Understanding and Managing Cron Jobs Deployed by the DatahubUpgrade Component in k8s with Helm

Original Slack Thread

Hi Team - In our installation onto k8s using helm, I see the following cron jobs getting deployed becuase of enabling https://github.com/acryldata/datahub-helm/blob/master/charts/datahub/values.yaml#L222|datahubUpgrade component. Is this expected?
If yes - may I know the responsibility of these cron jobs and the datahubUpgrade component.

  1. datahub-datahub-restore-indices-job-template
  2. datahub-datahub-cleanup-job-template

<@UV5UEC3LN> any ideas on this one?

Yes this is expected, these are utility jobs: https://datahubproject.io/docs/how/restore-indices/

They only execute if manually called and unless you need to run the utilities they can be ignored

but I see the https://github.com/acryldata/datahub-helm/blob/master/charts/datahub/templates/datahub-upgrade/datahub-cleanup-job-template.yml#L13C3-L13C3|schedule to be every minute?

Hi, I am also facing issues related to datahub-datahub-restore-indices-job-template and datahub-datahub-cleanup-job-template cron jobs.
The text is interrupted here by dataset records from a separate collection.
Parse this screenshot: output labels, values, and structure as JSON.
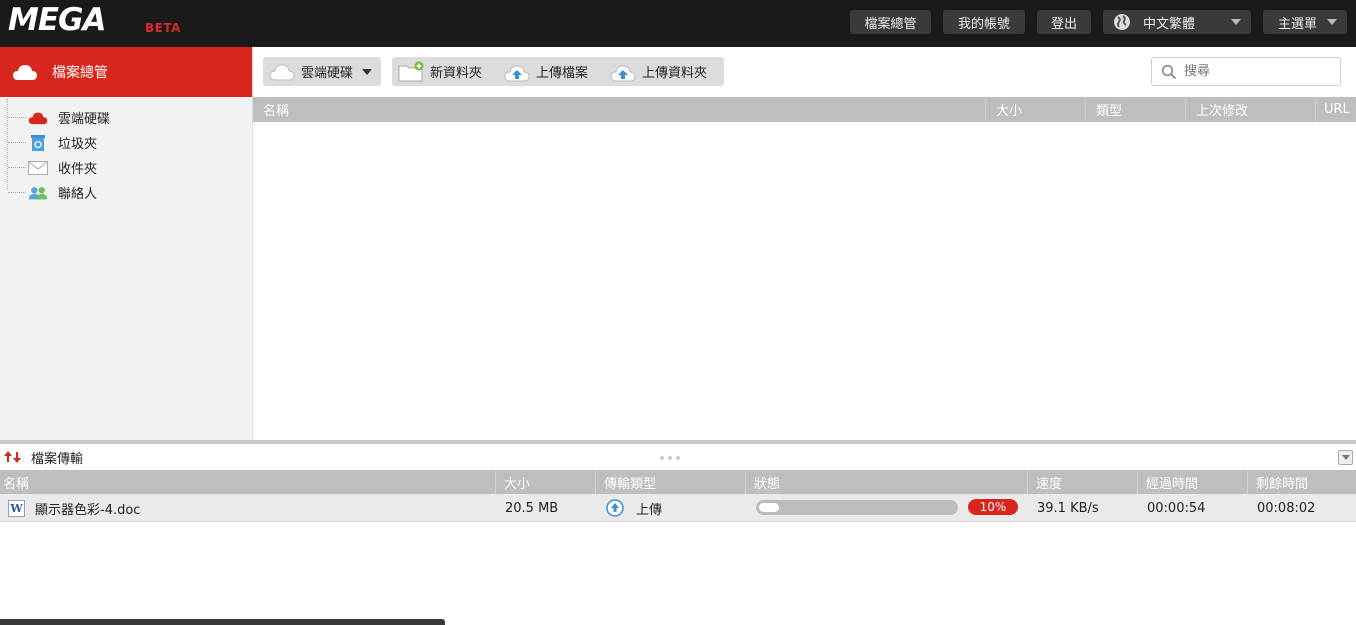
{
  "brand": {
    "logo": "MEGA",
    "badge": "BETA"
  },
  "topnav": {
    "file_manager": "檔案總管",
    "my_account": "我的帳號",
    "logout": "登出",
    "language": "中文繁體",
    "main_menu": "主選單"
  },
  "sidebar": {
    "header": "檔案總管",
    "items": [
      {
        "label": "雲端硬碟",
        "icon": "cloud-icon"
      },
      {
        "label": "垃圾夾",
        "icon": "recycle-bin-icon"
      },
      {
        "label": "收件夾",
        "icon": "envelope-icon"
      },
      {
        "label": "聯絡人",
        "icon": "contacts-icon"
      }
    ]
  },
  "toolbar": {
    "location": "雲端硬碟",
    "new_folder": "新資料夾",
    "upload_file": "上傳檔案",
    "upload_folder": "上傳資料夾",
    "search_placeholder": "搜尋"
  },
  "file_table": {
    "columns": [
      "名稱",
      "大小",
      "類型",
      "上次修改",
      "URL"
    ]
  },
  "transfers": {
    "title": "檔案傳輸",
    "columns": [
      "名稱",
      "大小",
      "傳輸類型",
      "狀態",
      "速度",
      "經過時間",
      "剩餘時間"
    ],
    "rows": [
      {
        "name": "顯示器色彩-4.doc",
        "size": "20.5 MB",
        "type": "上傳",
        "progress_percent": 10,
        "progress_label": "10%",
        "speed": "39.1 KB/s",
        "elapsed": "00:00:54",
        "remaining": "00:08:02"
      }
    ]
  },
  "colors": {
    "accent": "#d9261c",
    "topbar": "#1a1a1a",
    "header_gray": "#bebebe"
  }
}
They take up the entire cpu and memory of my GKE cluster and results in crashing Datahub UI. Any idea on how to stop this from happening ?

I have suspended both the jobs and deleted all the corresponding job batches running. Is it ok to keep them suspended ? What do we really need these jobs for?

Yeah you can keep them suspended, these are one-off jobs and should not be run regularly.